America needs a jolt of the idealism, activism and outrage (it must be in there) of Generation Q. That’s what twentysomethings are for — to light a fire under the country. But they can’t e-mail it in, and an online petition or a mouse click for carbon neutrality won’t cut it. They have to get organized in a way that will force politicians to pay attention rather than just patronize them.

— Thomas Friedman, writing in the Oct. 10 New York Times, referring to what he calls “the Quiet Americans.”

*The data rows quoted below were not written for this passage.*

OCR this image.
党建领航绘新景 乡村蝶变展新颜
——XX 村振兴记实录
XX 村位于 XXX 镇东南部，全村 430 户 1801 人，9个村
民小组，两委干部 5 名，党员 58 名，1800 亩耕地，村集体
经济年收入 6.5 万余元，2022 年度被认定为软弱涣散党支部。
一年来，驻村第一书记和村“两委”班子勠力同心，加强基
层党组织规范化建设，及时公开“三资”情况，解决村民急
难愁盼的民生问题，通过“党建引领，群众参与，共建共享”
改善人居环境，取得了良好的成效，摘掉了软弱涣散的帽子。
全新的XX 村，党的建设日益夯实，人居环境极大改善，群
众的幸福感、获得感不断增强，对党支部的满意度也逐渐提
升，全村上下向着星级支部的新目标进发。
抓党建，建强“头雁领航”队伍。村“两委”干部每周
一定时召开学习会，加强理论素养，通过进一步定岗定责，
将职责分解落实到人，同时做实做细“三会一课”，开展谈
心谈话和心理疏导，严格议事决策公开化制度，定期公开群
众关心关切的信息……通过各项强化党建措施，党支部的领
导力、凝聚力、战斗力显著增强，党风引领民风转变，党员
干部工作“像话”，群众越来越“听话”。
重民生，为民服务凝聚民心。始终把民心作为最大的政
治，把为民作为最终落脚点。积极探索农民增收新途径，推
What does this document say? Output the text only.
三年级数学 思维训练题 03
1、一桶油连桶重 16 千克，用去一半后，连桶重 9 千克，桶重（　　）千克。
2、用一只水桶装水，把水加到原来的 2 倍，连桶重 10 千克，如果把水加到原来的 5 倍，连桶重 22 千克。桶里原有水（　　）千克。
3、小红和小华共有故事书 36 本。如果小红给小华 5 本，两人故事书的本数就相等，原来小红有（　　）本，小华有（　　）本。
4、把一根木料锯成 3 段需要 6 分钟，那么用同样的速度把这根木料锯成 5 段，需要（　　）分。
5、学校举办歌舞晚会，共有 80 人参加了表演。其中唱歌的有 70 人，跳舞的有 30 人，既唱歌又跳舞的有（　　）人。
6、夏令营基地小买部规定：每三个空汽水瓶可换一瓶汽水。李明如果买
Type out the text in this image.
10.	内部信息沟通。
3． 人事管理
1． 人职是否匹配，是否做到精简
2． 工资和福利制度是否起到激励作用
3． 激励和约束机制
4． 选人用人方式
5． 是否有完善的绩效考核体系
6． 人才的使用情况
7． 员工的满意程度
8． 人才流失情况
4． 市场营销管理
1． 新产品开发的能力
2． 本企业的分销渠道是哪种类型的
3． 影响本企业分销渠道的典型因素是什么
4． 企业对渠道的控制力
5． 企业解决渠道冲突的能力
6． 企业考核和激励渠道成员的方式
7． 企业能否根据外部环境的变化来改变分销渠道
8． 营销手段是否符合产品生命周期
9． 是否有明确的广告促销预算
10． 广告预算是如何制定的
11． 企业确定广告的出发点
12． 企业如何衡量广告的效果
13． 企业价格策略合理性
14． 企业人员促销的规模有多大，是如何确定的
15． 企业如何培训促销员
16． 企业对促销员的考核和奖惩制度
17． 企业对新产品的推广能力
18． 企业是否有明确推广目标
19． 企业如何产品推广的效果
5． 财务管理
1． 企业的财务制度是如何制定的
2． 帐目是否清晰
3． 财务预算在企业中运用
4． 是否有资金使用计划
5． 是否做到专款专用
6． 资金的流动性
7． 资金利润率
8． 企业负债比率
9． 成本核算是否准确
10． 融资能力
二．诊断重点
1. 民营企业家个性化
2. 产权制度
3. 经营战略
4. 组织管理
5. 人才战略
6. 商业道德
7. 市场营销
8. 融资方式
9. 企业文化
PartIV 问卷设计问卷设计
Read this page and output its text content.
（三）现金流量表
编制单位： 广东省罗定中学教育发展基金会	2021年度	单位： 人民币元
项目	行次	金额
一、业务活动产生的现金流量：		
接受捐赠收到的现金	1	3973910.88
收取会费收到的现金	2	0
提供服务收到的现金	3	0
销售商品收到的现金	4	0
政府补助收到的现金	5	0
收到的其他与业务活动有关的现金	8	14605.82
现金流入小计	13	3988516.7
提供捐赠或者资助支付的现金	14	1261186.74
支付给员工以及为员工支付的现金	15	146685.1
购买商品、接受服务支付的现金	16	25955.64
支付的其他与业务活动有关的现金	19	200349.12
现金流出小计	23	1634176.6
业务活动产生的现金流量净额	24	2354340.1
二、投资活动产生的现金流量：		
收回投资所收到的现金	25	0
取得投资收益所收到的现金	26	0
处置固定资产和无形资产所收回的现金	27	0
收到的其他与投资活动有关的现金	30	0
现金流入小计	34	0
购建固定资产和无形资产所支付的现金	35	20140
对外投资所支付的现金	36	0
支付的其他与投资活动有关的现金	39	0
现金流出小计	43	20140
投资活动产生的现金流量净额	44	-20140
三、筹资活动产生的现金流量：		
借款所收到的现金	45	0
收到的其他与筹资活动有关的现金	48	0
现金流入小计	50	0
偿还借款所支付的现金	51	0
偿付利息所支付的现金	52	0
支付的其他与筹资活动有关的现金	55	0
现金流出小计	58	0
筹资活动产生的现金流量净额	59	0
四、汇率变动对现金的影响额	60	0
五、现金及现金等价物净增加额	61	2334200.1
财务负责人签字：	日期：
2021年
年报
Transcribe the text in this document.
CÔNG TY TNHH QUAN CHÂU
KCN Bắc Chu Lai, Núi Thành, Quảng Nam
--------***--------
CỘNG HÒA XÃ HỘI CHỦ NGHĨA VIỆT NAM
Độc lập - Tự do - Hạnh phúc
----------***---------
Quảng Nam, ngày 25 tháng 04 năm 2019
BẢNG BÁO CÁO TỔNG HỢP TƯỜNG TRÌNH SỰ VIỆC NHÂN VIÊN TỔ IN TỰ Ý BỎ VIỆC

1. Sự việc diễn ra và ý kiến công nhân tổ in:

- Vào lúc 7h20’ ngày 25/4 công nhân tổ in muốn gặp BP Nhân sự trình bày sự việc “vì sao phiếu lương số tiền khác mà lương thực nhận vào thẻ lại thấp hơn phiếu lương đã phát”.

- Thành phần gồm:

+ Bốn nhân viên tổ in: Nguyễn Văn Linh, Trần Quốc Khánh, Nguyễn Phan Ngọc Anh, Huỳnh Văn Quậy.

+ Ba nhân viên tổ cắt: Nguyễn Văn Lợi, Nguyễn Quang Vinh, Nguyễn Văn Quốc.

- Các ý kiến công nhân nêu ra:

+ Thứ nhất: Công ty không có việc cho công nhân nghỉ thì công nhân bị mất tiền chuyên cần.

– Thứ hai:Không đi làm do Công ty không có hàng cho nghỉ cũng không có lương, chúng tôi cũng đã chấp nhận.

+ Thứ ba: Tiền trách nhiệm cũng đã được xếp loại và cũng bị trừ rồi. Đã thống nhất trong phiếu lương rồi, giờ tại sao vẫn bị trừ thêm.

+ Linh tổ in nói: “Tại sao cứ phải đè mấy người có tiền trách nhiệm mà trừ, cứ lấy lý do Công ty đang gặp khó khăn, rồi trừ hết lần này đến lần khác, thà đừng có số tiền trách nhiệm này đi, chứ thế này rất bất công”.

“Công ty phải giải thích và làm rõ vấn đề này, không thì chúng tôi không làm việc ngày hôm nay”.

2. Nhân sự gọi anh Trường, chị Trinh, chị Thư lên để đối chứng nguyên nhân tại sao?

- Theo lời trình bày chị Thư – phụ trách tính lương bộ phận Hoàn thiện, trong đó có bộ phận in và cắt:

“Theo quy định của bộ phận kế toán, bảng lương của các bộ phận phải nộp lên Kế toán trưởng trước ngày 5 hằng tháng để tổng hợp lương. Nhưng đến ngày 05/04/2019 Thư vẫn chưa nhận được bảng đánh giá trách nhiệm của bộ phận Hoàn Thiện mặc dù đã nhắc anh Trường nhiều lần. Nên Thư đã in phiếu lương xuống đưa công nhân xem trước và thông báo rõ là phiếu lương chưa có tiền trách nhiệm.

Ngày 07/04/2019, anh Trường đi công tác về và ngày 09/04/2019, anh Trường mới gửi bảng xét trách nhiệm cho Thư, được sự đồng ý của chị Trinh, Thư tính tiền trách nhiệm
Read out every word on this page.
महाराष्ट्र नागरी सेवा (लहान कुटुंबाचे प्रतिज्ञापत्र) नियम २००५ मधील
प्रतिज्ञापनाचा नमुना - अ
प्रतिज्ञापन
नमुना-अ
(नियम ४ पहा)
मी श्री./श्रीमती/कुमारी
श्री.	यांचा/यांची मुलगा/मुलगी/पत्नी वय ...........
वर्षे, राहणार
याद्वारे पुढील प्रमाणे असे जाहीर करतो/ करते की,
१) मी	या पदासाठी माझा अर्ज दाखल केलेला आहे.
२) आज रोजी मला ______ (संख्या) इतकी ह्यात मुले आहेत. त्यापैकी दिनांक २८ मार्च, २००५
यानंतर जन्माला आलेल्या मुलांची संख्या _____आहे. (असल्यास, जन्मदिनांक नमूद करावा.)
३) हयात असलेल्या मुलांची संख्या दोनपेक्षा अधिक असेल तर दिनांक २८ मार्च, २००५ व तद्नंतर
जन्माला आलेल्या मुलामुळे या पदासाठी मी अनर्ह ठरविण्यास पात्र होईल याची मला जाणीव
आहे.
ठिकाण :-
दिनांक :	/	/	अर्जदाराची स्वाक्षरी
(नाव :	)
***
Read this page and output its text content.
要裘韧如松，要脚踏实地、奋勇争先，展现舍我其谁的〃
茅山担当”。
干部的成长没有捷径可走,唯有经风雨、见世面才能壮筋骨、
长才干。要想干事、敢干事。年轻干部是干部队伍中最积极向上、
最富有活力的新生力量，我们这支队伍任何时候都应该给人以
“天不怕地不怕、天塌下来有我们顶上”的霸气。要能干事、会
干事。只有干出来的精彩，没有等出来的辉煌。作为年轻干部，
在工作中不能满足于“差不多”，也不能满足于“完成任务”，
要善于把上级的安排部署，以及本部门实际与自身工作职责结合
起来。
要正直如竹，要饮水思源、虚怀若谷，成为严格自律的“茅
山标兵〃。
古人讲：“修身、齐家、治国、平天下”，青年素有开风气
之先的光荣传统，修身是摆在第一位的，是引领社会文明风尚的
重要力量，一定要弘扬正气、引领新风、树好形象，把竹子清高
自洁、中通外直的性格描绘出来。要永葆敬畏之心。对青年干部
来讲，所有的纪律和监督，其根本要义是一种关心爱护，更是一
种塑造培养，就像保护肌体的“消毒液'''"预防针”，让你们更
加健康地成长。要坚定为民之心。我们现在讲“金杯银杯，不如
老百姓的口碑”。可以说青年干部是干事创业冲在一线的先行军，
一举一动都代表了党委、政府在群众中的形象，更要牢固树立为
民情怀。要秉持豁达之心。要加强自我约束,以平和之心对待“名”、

A tax loophole the size of a Mack truck is right now generating unwarranted and unfair windfalls to a privileged group of money managers. To no one’s surprise, these individuals are driving right through this $12-billion-a-year hole.

— Leo J. Hindery Jr., a private equity executive, discussing the tax structure that favors private equity and hedge firms.

Quotabull is a weekly feature of Scholars & Rogues appearing Thursdays.

4 replies »

  1. Well, Denny, you’ve proven there should be some sort of baseline intelligence testing for voters – or candidates. 😉

    Oh – and rich people should pay taxes. And they’re greedy.

  2. The phrase “put prayer back in schools” causes an instant, intense pinpoint headache slightly above my left eye, very likely a long-term effect of teaching in the Texas public school system.

  3. Sickening watching Giuliani devolve; pathetic watching Thompson trying to evolve.

    Hard to believe, but at one time, in New York, Giuliani was this people’s hero as a federal prosecutor, taking down the mob. Boy, has he gotten bought out.

    Thanks for introducing those of us unfamiliar with it to the work of FreeCulture.org. To record execs who complain about losses in CD sales, meanwhile, they’re operating from a soon-to-be-obsolete model.

    Someday soon, I’ll wager, music — and books — will be sold by subscription to a consortium of music or publishing companies. Instead of one by one, which is hopeless, especially for books.